Scommettere sulla politica è un passatempo popolare per molti europei. Soprattutto nel Regno Unito e quando il Paese ha recentemente deciso di partecipare alle prossime elezioni europee, per i bookmaker è stata una bellissima notizia.

Il referendum sulla Brexit del 2016 è stata una meravigliosa occasione per le scommesse: sono stati battuti tutti i record per i bookmaker del Regno Unito e ha visto migliaia di persone piazzare la loro prima scommessa politica. Tale tendenza è proseguita con la vittoria shock di Donald Trump negli Stati Uniti.

I mercati di scommesse, come i sondaggi, sono solo un modo per prevedere il risultato di un’elezione.
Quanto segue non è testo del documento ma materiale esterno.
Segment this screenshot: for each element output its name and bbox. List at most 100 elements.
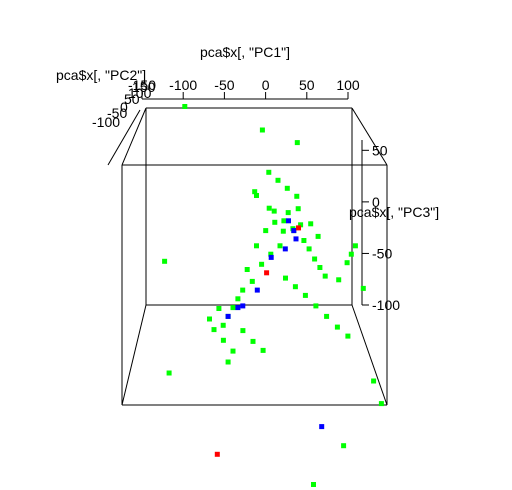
data-point (282, 246, 288, 252)
data-point (324, 313, 330, 319)
data-point (166, 370, 172, 376)
y-tick-label: -100 (92, 114, 120, 130)
data-point (295, 206, 301, 212)
data-point (296, 225, 301, 231)
data-point (371, 378, 377, 384)
z-tick-label: -50 (372, 245, 392, 261)
y-tick-label: 50 (124, 91, 140, 107)
data-point (286, 218, 291, 224)
data-point (280, 228, 286, 234)
data-point (230, 348, 236, 354)
data-point (211, 327, 217, 333)
data-point (334, 324, 340, 330)
data-point (306, 246, 312, 252)
data-point (225, 359, 231, 365)
data-point (162, 258, 168, 264)
x-tick-label: -50 (214, 77, 234, 93)
data-point (220, 337, 226, 343)
data-point (293, 236, 299, 242)
data-point (182, 104, 188, 109)
data-point (264, 270, 270, 276)
data-point (352, 243, 358, 249)
data-point (259, 127, 265, 133)
y-axis-line (107, 109, 141, 166)
data-point (249, 278, 255, 284)
box-edge (351, 304, 388, 406)
data-point (319, 424, 325, 430)
data-point (348, 251, 354, 257)
data-point (311, 482, 316, 487)
x-axis-label: pca$x[, "PC1"] (200, 44, 290, 60)
x-tick-label: 0 (262, 77, 270, 93)
data-point (315, 233, 321, 239)
z-tick-label: 0 (372, 194, 380, 210)
z-tick-label: -100 (372, 297, 400, 313)
data-point (250, 338, 256, 344)
y-axis-label: pca$x[, "PC2"] (56, 67, 146, 83)
x-tick-label: 100 (336, 77, 360, 93)
bounding-box (121, 107, 388, 406)
data-points (162, 104, 384, 487)
data-point (268, 254, 274, 260)
data-point (336, 277, 342, 283)
z-tick-label: 50 (372, 142, 388, 158)
data-point (230, 305, 236, 311)
data-point (301, 238, 307, 243)
data-point (254, 287, 260, 293)
data-point (291, 228, 297, 234)
box-edge (351, 107, 388, 166)
data-point (302, 292, 308, 298)
data-point (263, 228, 269, 234)
data-point (281, 218, 287, 224)
z-axis-ticks: 50 0 -50 -100 (361, 140, 400, 313)
data-point (244, 267, 250, 272)
data-point (341, 443, 347, 449)
data-point (254, 243, 259, 249)
data-point (317, 265, 323, 270)
data-point (225, 313, 231, 319)
data-point (266, 205, 272, 211)
y-tick-label: 100 (128, 85, 152, 101)
data-point (235, 296, 241, 302)
data-point (277, 243, 283, 249)
y-tick-label: -50 (107, 105, 127, 121)
data-point (259, 261, 265, 267)
data-point (275, 177, 281, 183)
x-axis-ticks: -150 -100 -50 0 50 100 (128, 77, 360, 100)
data-point (207, 316, 212, 322)
data-point (378, 401, 384, 407)
x-tick-label: -150 (128, 77, 156, 93)
data-point (345, 333, 351, 339)
data-point (240, 328, 246, 334)
data-point (266, 169, 272, 175)
data-point (271, 208, 277, 214)
data-point (313, 303, 319, 309)
data-point (214, 451, 220, 457)
data-point (254, 193, 259, 198)
x-tick-label: 50 (299, 77, 315, 93)
data-point (268, 251, 274, 257)
data-point (294, 140, 300, 146)
data-point (292, 284, 298, 290)
data-point (260, 347, 266, 353)
box-edge (121, 304, 147, 406)
data-point (284, 185, 290, 191)
z-axis-label: pca$x[, "PC3"] (349, 204, 439, 220)
data-point (240, 287, 246, 293)
data-point (283, 275, 288, 281)
data-point (322, 273, 328, 279)
data-point (252, 189, 258, 195)
data-point (216, 306, 222, 311)
data-point (294, 193, 300, 199)
x-tick-label: -100 (169, 77, 197, 93)
data-point (235, 305, 241, 311)
data-point (360, 285, 366, 291)
data-point (220, 322, 226, 328)
data-point (240, 303, 246, 309)
y-tick-label: 150 (132, 79, 156, 95)
data-point (285, 210, 291, 216)
y-tick-label: 0 (120, 99, 128, 115)
data-point (272, 219, 278, 225)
Potrebbe non essere una scienza esatta, ma di solito è un buono strumento per misurare le probabilità.

Sulla possibilità che ad aggiudicarsi il maggior numero di voti sia il partito popolare europeo ci sarebbero pochi dubbi. Ma il mercato delle scommesse sembra essere più interessato al nome del prossimo presidente Ue.

Il PPE ha circa il 90% delle probabilità di uscire vincitore, ma le probabilità scendono sulla elezione di Manfred Weber a Presidente della Commissione. Sebbene Weber sia ancora il favorito, gli scommettitori si stanno interessando a Michael Barnier del PPE, le cui quote sono nettamente migliorate da 1/16 (o con una probabilità del 5,9 per cento) a 6/1 (14,3 per cento).